Na aldeia global (II)



Era naquela aldeia, podia ser em qualquer outro lugar do mundo. Não havia sombra da identidade local, nada de uma comida regional, um produto da colheita, um licor produzido ali mesmo, uma velhota para contar histórias de animais tresmalhados. Podia afinal ser em Lisboa, numa vila, numa outra aldeia qualquer. Serviam febras e frango de churrasco. As bancas das cervejas eram idênticas as que estão noutros festivais e a bebida da praxe continuava a ser a imperial. Os palcos eram enormes, o som verdadeiramente avassalador para um lugar como aquele. Os habitantes? Um mistério, talvez estivessem por ali nos bares ou nos lugares que vendiam comida, talvez alguns ajudassem a montar os palcos. Mas as aldeias portuguesas têm velhos e esses foram invisíveis, talvez fujam nestes dias do festival. O marketing como em todos os lugares, funciona. Aqui o logo é o de uma lagartixa, bonito, mas se as há, devem ter fugido a sete pés. 

Venha viver a aldeia é um dos slogans. Mas onde está a aldeia? Confesso que a procurei sem a encontrar. Trata-se de um festival tão comercial como outro qualquer, nomes sonantes em palcos gigantes. E praticamente só há música, um palco a funcionar de cada vez, o que ocasiona uma romaria difícil de gerir. Afinal este é para ser um festival como outro qualquer, a aldeia é apenas um cenário. A globalização é uma maré muito poderosa e leva tudo adiante. Salva-se a língua portuguesa, não obstante alguns dos grupos cantarem em Inglês. 

Há coisas que precisamos de ver, eu precisava de ver este festival. Se a ideia é ser como os outros, então terão que os imitar melhor, colocar voluntários nos parques de estacionamento para arrumar os carros porque se tornam caóticos, colocar palcos a funcionar em paralelo, sinalizá-los melhor, cuidar do som.
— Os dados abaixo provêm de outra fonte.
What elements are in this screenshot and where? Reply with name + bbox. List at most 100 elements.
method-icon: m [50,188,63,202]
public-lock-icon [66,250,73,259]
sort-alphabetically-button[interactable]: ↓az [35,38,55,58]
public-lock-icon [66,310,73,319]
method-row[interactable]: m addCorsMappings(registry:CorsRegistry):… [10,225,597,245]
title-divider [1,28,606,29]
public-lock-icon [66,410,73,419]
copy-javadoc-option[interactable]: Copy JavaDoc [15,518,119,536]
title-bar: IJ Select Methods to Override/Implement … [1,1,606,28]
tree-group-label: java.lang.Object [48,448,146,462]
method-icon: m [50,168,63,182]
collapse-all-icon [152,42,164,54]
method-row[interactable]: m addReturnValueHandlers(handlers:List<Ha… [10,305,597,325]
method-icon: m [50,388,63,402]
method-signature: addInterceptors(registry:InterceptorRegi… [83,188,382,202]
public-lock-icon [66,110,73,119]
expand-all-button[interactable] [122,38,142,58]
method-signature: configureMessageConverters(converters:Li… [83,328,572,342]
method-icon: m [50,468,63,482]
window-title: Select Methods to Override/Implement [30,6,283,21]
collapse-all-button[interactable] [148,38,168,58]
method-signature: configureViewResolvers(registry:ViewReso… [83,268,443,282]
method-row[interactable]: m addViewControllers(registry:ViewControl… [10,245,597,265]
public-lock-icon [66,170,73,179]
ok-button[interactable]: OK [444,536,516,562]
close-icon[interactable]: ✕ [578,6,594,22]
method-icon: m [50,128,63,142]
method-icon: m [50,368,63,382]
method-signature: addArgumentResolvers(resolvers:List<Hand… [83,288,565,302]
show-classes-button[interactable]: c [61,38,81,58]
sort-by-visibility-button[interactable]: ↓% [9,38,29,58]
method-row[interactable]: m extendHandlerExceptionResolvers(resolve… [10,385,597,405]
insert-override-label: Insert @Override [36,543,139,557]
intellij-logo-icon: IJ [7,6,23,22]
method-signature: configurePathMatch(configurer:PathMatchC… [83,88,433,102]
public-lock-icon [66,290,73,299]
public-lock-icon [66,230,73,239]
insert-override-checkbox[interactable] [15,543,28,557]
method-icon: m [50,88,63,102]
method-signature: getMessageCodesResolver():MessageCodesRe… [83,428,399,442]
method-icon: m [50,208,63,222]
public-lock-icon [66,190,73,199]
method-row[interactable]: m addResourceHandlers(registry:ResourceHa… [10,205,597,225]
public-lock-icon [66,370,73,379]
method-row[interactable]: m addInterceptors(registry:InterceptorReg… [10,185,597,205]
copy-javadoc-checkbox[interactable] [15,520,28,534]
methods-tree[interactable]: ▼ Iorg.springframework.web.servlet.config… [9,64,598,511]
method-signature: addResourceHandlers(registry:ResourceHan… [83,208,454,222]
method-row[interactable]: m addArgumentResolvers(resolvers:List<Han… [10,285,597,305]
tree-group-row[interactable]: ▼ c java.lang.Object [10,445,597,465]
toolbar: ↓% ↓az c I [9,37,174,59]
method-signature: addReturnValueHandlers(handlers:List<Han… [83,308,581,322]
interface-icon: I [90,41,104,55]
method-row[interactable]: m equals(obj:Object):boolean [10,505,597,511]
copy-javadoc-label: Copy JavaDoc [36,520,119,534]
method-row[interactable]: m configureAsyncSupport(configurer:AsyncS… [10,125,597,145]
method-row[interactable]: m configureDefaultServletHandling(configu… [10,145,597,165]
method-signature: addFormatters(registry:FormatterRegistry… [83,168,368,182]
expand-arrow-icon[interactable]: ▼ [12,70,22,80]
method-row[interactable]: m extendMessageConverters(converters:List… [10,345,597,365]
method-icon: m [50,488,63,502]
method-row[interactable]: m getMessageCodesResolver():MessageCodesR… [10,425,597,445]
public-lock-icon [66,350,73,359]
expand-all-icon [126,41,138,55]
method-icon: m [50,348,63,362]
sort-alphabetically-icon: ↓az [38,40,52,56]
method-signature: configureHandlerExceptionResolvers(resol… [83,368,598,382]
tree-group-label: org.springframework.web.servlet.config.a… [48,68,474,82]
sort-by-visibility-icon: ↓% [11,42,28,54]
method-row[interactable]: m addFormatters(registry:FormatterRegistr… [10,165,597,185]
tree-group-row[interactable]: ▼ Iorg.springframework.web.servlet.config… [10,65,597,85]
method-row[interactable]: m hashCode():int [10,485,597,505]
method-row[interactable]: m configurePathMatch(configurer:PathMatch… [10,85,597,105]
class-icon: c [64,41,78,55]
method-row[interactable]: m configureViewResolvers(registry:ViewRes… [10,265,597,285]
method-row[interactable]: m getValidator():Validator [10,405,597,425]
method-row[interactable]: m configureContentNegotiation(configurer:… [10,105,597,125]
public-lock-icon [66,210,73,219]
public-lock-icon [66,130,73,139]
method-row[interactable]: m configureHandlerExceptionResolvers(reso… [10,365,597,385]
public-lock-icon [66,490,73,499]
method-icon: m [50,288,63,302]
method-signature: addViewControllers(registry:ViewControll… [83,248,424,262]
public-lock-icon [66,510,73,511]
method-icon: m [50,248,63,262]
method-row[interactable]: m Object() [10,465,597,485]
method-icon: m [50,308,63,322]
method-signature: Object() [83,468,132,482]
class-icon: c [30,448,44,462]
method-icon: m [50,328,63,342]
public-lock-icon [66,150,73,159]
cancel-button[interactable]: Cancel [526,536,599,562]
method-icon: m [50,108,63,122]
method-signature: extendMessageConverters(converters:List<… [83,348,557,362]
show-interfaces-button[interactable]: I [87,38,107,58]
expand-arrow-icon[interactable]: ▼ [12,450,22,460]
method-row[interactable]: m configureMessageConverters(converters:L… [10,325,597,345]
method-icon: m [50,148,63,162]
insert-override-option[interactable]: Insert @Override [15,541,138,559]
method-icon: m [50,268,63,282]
Não denominem como palco Giacometti um coreto onde passa musica de vanguarda, experimentalismo sim, mas ele fez recolhas de música tradicional.
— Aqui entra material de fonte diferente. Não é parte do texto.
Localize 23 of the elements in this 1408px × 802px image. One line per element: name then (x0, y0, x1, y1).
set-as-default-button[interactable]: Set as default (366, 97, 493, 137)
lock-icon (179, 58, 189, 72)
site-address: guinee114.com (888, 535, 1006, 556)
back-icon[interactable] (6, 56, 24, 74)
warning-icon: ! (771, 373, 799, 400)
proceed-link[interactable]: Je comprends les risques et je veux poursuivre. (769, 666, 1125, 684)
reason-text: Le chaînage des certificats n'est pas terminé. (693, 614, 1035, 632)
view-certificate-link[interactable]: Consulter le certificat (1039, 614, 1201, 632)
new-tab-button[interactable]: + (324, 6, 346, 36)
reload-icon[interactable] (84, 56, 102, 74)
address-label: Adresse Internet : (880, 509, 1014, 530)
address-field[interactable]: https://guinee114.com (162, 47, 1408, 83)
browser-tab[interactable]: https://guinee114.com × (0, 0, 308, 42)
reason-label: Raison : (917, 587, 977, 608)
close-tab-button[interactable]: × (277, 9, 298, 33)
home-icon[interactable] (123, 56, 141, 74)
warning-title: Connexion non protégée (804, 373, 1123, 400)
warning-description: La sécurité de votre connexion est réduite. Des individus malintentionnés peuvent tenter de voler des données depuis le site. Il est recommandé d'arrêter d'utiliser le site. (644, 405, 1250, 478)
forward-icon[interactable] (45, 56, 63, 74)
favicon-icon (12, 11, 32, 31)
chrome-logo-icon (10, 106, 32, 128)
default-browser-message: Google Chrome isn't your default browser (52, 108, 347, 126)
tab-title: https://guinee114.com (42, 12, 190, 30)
O que se passou de melhor foi nos palcos pequenos, dentro da igreja, à frente da igreja, apontamentos de gente quase desconhecida que foi ali para fazer a festa e não para fazer mais um frete num festival, para alguns é preciso explorar o Verão até quase ao tutano.
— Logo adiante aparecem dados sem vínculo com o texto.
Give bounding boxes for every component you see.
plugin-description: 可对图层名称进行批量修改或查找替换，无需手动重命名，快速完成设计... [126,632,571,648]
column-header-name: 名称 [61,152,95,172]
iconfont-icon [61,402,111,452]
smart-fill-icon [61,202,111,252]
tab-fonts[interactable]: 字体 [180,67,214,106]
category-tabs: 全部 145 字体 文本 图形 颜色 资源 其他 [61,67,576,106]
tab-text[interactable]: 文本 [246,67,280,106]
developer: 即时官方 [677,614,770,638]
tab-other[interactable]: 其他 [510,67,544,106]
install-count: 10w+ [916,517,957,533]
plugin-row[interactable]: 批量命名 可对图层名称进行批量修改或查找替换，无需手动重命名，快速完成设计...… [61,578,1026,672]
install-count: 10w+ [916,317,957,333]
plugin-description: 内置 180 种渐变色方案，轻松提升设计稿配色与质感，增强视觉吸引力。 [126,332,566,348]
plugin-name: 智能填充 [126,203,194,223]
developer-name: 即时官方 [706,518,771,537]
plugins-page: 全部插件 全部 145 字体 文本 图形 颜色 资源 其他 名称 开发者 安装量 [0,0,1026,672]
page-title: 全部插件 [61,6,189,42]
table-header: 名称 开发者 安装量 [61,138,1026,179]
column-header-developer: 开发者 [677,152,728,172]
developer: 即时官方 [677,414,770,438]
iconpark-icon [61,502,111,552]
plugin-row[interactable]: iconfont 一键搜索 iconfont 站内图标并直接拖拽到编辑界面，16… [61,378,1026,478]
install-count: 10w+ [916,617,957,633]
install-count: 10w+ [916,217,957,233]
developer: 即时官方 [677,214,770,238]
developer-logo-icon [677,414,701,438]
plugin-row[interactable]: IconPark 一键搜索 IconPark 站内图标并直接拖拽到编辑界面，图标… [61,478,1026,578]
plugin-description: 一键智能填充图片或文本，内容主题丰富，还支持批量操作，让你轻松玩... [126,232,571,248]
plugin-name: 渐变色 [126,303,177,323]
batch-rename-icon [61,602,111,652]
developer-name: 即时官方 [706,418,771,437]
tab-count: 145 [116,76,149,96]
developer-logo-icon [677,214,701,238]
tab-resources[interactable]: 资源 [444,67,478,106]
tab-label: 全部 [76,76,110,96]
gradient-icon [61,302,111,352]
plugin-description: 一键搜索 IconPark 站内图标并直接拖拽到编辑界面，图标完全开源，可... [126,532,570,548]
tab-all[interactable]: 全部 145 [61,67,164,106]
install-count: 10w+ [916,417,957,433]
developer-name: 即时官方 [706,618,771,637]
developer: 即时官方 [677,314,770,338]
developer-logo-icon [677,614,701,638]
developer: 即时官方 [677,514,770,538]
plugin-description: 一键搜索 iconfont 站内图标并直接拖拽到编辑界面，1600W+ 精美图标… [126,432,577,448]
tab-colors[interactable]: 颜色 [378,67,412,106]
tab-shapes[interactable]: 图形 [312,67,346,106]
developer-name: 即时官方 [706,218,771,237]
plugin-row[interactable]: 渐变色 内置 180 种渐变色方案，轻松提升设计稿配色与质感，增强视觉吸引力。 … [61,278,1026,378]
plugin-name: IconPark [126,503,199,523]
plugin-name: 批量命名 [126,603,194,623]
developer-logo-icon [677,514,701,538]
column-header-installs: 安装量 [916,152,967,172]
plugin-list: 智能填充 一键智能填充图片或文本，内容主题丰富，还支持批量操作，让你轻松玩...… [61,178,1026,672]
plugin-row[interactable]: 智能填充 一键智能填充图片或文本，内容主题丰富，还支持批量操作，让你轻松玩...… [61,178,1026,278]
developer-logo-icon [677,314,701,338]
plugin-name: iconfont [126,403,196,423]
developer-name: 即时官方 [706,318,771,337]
Hei-de voltar a esta aldeia, preciso de a ver sem festival.


Edu Trio com Dino de Santiago (o melhor momento)


Quem mora aqui?

~CC~

segunda-feira, 17 de agosto de 2015

Na aldeia global (I)


Eu tinha um festival do coração, o Festróia. Acabou durante alguns anos, regressou, este ano voltou a não acontecer. Era o melhor modo do Verão chegar, vinha com as cerejas de Junho, foi assim que vi filmes que de outro modo jamais veria. Tinha também o FIAR, o primeiro festival de artes de rua verdadeiramente comunitário, o primeiro a abrir os quintais da população para partilhar um assento, um canto de pedra bonito, um palco na sala de estar de alguém. Este ano foi uma sombra do que era e não foi no pino do Verão, como era tradição. No dia maior do ano, o teatro ocupava toda a encosta do castelo, o Bando agregava entre actores e figurantes quase uma centena de pessoas e homenageava quase sempre um vulto da cultura portuguesa, construindo em torno da obra o espectáculo. Invariavelmente bom, muito bom. Lembro-me de ter chorado uma vez, porque era avassaladora a mistura da palavra, da imagem, da música. 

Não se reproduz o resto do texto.